Она подошла и быстро чмокнула его в щечку. Ей ужасно хотелось рассказать ему про профессора Мефисто и про человеческое лицо, только ведь он не поймет. Никогда в жизни.
– Да, наверное, – тихо сказала она.
– Что-то не так? – спросил мистер Кристиан. Он не любил, когда у нее делалось вот такое лицо – отрешенное или хотя бы задумчивое.
– Нет, все в порядке, – вздохнула она и улыбнулась бледной, усталой улыбкой. – Просто скоро экзамены, и я немного волнуюсь.
– Гм, – папа сложил газету, встал, стряхнул с колен просыпавшийся табак и опять посмотрел на часы. – Ладно, если мы идем, то пора выходить, – сказал он. – Я не собираюсь сидеть там весь день, до вечера. Все, я пошел за машиной.
Кэнди быстренько забежала в ванную, чтобы причесаться и подправить макияж. Папе будет приятно, что она привела себя в порядок для тети Иды. Она замерла, держа щетку в руках и глядя на свое отражение в зеркале.
– Я видел великолепное солнце, – прошептала она, – но я не видел ничего прекраснее…
Папа уже вывел из гаража свой новенький «Плимут» и теперь нетерпеливо сигналил снаружи. Услышав два резких гудка, Кэнди вздрогнула и отложила щетку. Выключила свет в ванной.
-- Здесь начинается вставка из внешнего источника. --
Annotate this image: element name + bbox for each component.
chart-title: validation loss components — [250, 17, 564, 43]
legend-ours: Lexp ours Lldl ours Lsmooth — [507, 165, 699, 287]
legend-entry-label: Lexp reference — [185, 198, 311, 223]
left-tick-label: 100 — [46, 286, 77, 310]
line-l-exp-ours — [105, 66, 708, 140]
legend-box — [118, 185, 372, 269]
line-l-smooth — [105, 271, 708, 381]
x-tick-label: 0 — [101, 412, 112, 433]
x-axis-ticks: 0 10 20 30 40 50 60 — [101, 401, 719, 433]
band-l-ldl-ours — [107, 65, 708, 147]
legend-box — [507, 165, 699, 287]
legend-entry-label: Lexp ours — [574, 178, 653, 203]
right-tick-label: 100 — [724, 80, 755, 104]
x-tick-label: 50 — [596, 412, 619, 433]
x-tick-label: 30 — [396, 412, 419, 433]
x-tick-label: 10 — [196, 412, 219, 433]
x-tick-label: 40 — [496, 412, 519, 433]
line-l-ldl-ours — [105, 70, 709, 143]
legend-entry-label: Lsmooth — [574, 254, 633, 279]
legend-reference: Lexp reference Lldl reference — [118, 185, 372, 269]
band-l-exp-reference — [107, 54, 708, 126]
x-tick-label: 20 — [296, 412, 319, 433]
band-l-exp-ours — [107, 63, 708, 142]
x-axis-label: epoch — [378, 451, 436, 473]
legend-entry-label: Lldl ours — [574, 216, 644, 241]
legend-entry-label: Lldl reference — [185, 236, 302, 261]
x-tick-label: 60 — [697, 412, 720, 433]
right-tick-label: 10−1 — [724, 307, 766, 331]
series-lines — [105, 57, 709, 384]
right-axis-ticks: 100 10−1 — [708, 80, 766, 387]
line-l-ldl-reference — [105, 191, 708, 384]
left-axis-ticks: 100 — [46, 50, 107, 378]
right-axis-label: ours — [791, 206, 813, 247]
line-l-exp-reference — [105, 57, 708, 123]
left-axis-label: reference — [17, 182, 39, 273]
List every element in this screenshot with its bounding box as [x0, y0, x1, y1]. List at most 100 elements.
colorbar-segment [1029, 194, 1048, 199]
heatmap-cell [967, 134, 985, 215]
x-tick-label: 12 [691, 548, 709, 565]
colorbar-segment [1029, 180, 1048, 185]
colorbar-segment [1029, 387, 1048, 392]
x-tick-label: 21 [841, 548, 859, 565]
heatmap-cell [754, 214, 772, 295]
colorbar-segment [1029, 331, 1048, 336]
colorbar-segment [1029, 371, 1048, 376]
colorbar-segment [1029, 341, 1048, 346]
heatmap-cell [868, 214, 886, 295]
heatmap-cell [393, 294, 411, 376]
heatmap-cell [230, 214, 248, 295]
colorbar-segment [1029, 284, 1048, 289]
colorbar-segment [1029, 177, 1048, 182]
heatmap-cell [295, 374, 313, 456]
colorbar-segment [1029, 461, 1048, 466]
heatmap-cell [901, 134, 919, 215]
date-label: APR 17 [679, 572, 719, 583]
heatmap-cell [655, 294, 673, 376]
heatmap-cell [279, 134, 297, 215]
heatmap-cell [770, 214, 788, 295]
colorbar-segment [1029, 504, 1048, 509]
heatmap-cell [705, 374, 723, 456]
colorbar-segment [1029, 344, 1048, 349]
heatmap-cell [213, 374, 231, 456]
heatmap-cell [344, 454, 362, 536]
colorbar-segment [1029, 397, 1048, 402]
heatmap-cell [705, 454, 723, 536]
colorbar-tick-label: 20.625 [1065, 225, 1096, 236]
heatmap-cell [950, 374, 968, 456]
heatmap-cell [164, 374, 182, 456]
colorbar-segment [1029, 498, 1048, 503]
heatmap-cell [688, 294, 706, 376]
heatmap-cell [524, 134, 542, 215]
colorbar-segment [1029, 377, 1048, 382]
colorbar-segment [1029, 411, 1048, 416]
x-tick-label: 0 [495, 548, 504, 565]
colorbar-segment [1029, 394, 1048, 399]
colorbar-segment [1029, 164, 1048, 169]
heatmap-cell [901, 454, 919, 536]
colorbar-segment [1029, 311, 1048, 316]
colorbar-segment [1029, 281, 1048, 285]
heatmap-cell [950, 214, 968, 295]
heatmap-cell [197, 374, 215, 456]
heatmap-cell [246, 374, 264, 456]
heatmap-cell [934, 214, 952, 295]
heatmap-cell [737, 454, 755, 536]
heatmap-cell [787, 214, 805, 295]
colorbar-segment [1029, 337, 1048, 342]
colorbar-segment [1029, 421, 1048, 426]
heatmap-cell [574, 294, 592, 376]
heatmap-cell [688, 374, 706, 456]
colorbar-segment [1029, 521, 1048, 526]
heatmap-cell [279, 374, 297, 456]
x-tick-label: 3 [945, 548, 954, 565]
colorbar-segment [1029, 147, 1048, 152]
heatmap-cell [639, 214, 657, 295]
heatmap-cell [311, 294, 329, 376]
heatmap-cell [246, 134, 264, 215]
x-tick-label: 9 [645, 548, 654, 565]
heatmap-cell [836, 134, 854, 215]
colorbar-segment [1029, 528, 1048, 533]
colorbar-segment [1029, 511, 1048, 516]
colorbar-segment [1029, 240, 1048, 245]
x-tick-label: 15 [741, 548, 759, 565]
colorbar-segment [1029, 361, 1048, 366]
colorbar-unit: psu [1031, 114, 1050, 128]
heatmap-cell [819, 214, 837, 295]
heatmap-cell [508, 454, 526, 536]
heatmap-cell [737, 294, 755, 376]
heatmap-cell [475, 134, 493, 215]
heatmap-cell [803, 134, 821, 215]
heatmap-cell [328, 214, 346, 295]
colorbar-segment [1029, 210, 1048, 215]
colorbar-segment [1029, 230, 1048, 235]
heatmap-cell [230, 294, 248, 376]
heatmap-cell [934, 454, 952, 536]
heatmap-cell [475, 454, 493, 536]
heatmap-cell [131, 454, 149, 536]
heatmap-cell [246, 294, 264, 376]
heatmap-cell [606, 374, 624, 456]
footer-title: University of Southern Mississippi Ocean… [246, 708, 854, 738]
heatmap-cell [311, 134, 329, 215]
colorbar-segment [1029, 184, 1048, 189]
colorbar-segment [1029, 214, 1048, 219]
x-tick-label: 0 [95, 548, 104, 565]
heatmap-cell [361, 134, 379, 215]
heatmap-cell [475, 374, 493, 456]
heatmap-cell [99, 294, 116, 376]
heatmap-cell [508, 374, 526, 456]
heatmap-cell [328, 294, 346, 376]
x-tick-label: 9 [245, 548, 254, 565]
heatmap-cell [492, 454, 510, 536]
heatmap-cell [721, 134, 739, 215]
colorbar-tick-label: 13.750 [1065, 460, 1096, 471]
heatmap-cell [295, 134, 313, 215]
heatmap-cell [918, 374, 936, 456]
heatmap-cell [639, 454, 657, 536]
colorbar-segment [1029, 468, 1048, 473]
– Вот блин, на фиг, папа! – пробурчала она и поспешила вниз.
Глава 2
Профессор Мефисто был пацифистом, а сегодняшняя его лекция была о войне. Поскольку на своих уроках он не отводил время на обычные «вопросы учеников и ответы учителя», обычно он сам в ходе лекции ставил вопросы и сам же на них отвечал, короткими, афористичными фразами – вот как сегодня.
– Прошлым летом мы с одним моим другом, Табом Хатчинсом, ездили в Стилуотер, штат Мэн… это очень красивое место, Стилуотер. Будет возможность – обязательно там побывайте. Так вот… по нашим высокоинтеллектуальным меркам Таб человек «необразованный»… я имею в виду, у него нету ученой степени и он изъясняется простым языком, без всяких там сложных слов, но вот что я вам скажу: Таб Хатчинс – человек потрясающего ума. По профессии – автомеханик, по убеждениям – позитивист-гуманист; светлая голова и знаток античности. Мне всегда было жутко и как-то, знаете, трогательно смотреть, как старина Таб залезает под неисправные грузовики, которые пригоняли ему в мастерскую окрестные фермеры – вот он залезает под грузовик в своем рабочем комбинезоне, а из кармана торчит томик Платона. А из другого кармана – томик Аристотеля.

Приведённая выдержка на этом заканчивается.